Mental MiniskirtsSeptember 18, 2012 | | Print |
Haroldo Dilla Alfonso*
HAVANA TIMES — My friend Jorge Ferrer, who for years has written one of the best blogs I’ve ever read, has an interesting post about an all-female musical group from North Korea. He titled it “Pyongyang Miniskirts” (Spanish: “Minifaldas de Pyongyang”).
I had fun reading it and watching the video that he linked to it. I recommend it to our readers. The North Korean group is made up of very refined and beautiful women. I don’t know Korean, but I guess, by some of the gestures, the song is dedicated to some eternal leader or to border guards, none of whom are really lyrical inspirations.
The staging and the style of the singers is from several decades back, but no one should forget that we live in societies that are high-level producers of music and entertainment, and that — perhaps only in this — we’re so advanced.
The Asian world is different, but so is the Latin American world outside the Caribbean, in addition to Brazil and a few other select areas.
For example, when I visit Central America (except for Panama, which is pure Caribbean) and I get to hear music, I feel like I’ve traveled through a time machine. It always strikes me how the “Ticos” [Costa Ricans] still keep Andres Calamaro’s song “Flaca” on their hit parade list, and how the “Nicas” [Nicaraguans] after the first bottle of “Flor de Caña,” start singing La cama de piedra with misty eyes.
I say this to prevent any quick-tempered reader from blaming North Korea’s musical lag on communism, and from there point to the need to immediately overthrow the Castros if we want to keep the island dancing.
Still, that wasn’t the most important thing I saw in the video.
What was most interesting was the main fact that speaks to North Korea’s politically hieratical character and the implications of this for that society’s exactitude with respect to movement.
We can observe how the pretty women move each part of their bodies synchronously, rotating and fluttering in unison, with all of them even smiling at the same time. In the background, two violinists do exactly the same. It is perfect musical order, an order that doesn’t support chaos. It’s like military order put to music.
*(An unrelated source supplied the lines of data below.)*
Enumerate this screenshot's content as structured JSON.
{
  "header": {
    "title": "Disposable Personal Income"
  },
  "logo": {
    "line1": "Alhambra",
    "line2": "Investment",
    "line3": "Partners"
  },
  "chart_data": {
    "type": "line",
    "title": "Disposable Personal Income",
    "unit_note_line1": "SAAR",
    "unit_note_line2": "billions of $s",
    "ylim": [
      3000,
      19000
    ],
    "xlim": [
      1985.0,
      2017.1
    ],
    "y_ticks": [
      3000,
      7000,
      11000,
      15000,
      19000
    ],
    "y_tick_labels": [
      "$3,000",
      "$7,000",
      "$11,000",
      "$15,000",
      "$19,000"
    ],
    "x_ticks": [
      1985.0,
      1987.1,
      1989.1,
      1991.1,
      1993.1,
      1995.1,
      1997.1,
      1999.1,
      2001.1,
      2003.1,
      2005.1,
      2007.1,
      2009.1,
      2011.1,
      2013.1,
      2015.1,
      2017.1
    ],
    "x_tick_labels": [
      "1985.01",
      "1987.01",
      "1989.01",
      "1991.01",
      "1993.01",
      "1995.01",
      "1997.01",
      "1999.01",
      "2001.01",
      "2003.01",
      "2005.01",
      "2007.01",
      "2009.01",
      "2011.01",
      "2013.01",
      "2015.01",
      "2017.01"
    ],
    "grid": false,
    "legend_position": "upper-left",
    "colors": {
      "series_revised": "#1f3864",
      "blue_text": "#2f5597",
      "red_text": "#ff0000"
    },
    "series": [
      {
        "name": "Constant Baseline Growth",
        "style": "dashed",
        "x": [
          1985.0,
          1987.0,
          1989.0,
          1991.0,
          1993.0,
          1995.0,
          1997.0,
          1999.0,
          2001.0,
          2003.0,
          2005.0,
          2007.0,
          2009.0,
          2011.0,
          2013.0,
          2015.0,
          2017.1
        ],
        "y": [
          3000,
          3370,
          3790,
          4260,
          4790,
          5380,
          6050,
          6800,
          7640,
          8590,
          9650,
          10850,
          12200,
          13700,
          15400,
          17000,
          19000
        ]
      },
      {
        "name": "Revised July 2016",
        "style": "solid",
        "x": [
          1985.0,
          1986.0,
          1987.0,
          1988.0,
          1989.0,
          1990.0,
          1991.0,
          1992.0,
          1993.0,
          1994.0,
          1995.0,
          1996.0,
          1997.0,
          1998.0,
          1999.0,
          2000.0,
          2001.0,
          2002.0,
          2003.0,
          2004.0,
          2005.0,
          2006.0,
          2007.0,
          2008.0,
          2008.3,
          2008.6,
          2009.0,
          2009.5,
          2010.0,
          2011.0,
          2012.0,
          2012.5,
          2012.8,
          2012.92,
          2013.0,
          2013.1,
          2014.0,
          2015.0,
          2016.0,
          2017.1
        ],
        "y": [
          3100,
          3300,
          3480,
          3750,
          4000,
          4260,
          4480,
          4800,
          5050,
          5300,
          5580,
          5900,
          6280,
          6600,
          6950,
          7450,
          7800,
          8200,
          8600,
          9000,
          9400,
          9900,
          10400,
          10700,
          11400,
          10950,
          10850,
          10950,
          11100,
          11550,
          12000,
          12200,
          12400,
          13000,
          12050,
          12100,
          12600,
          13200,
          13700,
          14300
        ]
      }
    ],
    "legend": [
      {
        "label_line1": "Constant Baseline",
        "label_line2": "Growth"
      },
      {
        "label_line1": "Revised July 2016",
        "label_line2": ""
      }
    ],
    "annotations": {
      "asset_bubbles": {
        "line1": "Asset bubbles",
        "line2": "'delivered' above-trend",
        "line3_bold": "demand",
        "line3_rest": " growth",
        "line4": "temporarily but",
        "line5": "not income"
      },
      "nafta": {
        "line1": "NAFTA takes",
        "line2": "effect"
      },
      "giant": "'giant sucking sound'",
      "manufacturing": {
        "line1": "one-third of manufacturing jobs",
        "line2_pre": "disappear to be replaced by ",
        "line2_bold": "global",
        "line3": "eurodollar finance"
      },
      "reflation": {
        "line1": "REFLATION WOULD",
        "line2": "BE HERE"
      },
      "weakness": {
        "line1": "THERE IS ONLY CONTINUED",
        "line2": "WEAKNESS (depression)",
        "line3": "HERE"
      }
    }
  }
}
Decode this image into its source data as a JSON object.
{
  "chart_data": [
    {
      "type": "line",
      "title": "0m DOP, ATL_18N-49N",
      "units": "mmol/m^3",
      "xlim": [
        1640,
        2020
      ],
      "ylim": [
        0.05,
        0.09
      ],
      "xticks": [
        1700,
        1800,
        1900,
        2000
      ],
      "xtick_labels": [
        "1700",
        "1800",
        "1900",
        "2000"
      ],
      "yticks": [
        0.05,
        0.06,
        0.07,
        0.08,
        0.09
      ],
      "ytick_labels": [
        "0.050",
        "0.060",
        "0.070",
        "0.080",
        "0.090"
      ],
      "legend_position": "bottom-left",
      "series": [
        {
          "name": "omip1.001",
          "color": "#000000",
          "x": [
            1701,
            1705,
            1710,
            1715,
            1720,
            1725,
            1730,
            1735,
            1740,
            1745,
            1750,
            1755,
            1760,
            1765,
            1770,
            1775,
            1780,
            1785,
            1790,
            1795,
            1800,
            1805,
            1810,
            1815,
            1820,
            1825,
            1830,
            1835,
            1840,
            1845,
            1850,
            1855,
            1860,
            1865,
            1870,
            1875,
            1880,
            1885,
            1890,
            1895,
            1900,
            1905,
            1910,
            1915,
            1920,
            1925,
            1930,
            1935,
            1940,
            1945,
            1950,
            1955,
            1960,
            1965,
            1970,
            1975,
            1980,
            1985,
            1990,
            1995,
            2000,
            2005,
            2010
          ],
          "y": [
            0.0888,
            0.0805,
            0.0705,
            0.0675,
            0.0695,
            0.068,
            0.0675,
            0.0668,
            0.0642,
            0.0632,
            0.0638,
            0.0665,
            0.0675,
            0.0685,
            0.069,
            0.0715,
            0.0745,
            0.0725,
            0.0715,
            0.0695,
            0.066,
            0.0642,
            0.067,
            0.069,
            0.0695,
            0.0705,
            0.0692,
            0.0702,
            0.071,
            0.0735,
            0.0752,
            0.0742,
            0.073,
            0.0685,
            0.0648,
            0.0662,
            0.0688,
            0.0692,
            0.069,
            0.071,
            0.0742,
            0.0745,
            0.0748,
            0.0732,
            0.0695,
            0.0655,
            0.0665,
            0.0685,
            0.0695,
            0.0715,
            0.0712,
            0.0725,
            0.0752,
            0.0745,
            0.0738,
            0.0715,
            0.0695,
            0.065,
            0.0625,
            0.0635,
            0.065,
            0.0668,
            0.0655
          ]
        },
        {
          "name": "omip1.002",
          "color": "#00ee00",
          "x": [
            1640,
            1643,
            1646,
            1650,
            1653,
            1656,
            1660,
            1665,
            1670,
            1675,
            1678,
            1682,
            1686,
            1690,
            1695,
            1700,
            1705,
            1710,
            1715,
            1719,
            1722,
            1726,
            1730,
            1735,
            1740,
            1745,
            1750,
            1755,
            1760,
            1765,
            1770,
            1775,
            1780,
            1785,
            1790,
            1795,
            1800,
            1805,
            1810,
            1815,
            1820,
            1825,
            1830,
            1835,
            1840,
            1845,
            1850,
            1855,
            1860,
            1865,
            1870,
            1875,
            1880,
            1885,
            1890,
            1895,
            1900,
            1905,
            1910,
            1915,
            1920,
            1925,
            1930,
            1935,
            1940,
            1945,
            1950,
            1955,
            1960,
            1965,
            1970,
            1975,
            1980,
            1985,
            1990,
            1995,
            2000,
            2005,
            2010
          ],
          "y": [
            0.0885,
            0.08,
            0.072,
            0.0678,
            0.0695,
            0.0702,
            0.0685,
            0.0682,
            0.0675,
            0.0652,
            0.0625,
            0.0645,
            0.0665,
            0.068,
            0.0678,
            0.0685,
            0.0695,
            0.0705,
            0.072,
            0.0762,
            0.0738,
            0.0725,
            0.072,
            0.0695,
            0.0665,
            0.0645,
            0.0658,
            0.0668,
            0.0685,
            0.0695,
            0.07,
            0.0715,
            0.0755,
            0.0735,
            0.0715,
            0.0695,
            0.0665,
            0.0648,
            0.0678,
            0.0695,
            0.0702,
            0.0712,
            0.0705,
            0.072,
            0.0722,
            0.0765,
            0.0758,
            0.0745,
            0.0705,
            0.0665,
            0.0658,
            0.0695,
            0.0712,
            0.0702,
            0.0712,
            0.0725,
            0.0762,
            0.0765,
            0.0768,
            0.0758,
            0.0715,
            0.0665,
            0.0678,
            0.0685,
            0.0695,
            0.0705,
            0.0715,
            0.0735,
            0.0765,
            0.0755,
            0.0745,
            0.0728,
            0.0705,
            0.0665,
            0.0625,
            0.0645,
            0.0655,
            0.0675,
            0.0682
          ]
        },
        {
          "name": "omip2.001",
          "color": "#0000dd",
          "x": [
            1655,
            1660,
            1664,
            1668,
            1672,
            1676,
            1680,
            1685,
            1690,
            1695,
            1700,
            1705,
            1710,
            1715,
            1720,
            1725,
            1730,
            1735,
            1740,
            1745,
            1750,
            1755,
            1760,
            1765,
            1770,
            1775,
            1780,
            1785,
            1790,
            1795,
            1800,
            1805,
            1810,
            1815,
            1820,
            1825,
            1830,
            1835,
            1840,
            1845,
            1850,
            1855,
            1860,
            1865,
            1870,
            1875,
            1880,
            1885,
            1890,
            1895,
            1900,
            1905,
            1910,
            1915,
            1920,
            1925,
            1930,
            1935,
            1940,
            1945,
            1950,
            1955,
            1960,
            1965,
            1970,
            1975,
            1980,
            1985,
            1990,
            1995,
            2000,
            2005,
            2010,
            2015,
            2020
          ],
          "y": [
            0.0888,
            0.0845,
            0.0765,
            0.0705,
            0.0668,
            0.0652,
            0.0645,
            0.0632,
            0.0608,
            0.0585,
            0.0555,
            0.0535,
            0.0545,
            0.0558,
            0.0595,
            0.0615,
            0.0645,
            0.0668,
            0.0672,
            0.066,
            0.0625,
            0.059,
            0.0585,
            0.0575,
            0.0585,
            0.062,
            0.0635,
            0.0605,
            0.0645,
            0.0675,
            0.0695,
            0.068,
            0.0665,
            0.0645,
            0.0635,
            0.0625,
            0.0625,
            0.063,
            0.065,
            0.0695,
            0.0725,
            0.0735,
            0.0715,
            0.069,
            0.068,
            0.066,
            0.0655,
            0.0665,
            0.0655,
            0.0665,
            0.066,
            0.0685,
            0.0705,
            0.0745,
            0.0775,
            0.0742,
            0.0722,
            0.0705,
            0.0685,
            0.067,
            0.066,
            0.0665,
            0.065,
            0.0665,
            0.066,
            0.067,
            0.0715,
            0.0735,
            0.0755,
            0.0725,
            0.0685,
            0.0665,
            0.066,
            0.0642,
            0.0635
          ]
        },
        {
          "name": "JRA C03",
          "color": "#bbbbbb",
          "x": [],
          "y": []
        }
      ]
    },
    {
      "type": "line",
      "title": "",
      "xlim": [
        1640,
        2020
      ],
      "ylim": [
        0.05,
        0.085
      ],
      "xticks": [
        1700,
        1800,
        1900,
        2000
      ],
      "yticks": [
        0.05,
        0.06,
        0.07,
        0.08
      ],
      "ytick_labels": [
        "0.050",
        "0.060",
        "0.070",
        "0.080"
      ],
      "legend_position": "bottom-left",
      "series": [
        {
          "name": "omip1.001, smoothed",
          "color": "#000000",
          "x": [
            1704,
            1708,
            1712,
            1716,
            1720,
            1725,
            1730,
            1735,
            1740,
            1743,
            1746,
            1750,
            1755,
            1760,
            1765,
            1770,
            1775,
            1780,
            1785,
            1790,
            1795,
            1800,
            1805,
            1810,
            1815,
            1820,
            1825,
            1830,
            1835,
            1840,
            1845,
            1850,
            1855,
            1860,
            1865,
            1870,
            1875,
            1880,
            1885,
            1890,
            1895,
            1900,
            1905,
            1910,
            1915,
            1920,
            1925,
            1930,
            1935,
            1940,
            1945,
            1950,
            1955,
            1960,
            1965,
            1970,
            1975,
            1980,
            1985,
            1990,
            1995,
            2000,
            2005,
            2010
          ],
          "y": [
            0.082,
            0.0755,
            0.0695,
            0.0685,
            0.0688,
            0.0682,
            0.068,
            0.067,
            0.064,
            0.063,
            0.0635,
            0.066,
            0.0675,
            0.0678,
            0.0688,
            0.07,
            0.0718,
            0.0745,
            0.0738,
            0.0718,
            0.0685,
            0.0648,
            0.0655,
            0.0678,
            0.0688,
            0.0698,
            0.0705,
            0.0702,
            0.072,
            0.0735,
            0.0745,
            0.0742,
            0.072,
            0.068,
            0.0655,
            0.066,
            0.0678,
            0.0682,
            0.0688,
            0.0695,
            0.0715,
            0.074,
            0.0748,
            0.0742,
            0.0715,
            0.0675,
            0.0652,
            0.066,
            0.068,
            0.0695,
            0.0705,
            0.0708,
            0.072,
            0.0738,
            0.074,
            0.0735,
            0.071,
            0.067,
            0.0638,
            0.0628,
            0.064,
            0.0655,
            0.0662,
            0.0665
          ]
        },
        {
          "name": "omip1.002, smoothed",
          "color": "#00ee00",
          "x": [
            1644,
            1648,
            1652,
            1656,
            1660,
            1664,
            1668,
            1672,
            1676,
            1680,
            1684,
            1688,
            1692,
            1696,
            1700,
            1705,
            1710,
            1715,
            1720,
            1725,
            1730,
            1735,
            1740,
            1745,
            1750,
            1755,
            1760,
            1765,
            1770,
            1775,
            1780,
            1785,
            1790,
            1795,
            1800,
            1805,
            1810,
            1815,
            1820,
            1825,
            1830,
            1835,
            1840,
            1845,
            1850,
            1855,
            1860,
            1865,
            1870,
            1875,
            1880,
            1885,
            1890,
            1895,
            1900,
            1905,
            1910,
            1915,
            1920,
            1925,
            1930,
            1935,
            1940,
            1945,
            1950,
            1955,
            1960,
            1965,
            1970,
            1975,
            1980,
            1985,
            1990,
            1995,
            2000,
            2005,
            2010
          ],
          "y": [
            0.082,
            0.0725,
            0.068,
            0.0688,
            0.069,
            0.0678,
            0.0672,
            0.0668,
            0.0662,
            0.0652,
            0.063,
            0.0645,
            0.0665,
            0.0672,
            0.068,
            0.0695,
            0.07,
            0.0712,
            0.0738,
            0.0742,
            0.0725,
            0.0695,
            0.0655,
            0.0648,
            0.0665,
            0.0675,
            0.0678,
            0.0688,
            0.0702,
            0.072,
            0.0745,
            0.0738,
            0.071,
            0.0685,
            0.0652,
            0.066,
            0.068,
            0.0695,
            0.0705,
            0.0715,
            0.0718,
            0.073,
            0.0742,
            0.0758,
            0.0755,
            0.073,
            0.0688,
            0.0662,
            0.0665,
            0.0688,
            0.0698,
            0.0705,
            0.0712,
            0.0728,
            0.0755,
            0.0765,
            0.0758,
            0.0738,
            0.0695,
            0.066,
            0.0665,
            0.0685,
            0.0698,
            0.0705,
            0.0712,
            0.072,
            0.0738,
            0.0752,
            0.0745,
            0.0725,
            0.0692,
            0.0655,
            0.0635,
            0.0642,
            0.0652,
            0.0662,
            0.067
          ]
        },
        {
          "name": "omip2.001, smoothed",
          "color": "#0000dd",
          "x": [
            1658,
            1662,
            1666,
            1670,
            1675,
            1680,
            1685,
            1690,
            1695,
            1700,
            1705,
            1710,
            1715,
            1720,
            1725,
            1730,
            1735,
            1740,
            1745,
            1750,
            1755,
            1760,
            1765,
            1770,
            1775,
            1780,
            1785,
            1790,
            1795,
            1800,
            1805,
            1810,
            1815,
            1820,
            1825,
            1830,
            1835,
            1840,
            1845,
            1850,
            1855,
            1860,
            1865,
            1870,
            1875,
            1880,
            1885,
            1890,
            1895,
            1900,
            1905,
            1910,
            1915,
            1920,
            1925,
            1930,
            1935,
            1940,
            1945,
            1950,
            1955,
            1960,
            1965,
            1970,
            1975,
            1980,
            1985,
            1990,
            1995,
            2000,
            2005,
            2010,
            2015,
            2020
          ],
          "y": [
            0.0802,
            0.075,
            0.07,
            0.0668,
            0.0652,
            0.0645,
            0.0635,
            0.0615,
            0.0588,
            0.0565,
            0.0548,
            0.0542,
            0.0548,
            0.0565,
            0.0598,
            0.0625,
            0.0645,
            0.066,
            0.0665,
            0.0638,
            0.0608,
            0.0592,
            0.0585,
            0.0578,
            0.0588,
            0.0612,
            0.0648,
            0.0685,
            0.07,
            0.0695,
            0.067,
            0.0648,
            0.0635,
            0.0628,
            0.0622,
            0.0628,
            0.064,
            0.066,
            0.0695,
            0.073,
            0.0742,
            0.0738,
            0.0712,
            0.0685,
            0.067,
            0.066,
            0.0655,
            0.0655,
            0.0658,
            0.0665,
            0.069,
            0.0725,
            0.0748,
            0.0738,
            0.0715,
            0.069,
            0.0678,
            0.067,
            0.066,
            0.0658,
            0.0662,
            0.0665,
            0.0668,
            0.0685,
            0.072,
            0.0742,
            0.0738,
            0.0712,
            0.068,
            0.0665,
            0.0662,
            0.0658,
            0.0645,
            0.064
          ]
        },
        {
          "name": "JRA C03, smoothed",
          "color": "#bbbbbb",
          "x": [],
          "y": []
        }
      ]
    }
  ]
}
And while that is very Asian, typical of cultures with emperors and learned reverence for conviction, it’s also very typical of the mythology of “barracks communism,” whereby everyone should be equal and should do the same things every day.
It is like what was planned in Cuba for several decades, when the Soviet Union was irreversible and there were more hammer-and-sickle flags in the Havana Bay than in Red Square on May Day.
I think the main failure of the post-revolutionary Cuban educational system — whose achievements can never be ignored — didn’t occur with the crisis of the 1990s, but earlier, when chaos, variation and diversity were dismissed as essential educational elements as well as dissent as a virtue.
What happened is that our children and adolescents were filtered through a monotonous socialization sieve whose ultimate goal was for them “to be like Che.” There was no other choice. If a child wanted to be like boxer Teofilo Stevenson, or musician Juan Formell or just like their mother or father, that wasn’t on the script. It would have been like one of the North Korean women suddenly moving her arms to the right while the rest raised theirs over their heads.
It was, and remains, an educational system that achieved high levels of instruction — as confirmed by UNESCO and global math competitions — but it suffers low levels of diversity. There remained little room for the other, for those who were different, for an intercultural appreciation of the world. Nor is there much space for that gift that moves societies: creativity.
We were brought up with the idea that the main thing had already been accomplished — a revolution that was considered still living after a half-century of ferocious conservatism — and that our job was to merely tighten the bolts, which is called perfeccionar (“making it perfect”).
The North Korean singers syndrome has affected us so much that even when we take the path of emigration, we continue to act with intolerance and aggression against those who think differently – even when we declare that we’re for democracy, dialogue and understanding.
Because in the end, like the women in miniskirts mentioned by Ferrer, we’re only entering into dialogue with those who think like us, which isn’t creative – instead it embalms the soul.
I think I got off the subject, so back to basics: I congratulate Jorge Ferrer for his wit and humor, and for us still being able to hear the tone of his voice. And — why not? — I also thank the pretty North Korean women in their sequined miniskirts.
(*) An authorized HT translation of the original published by Cubaencuentro.com.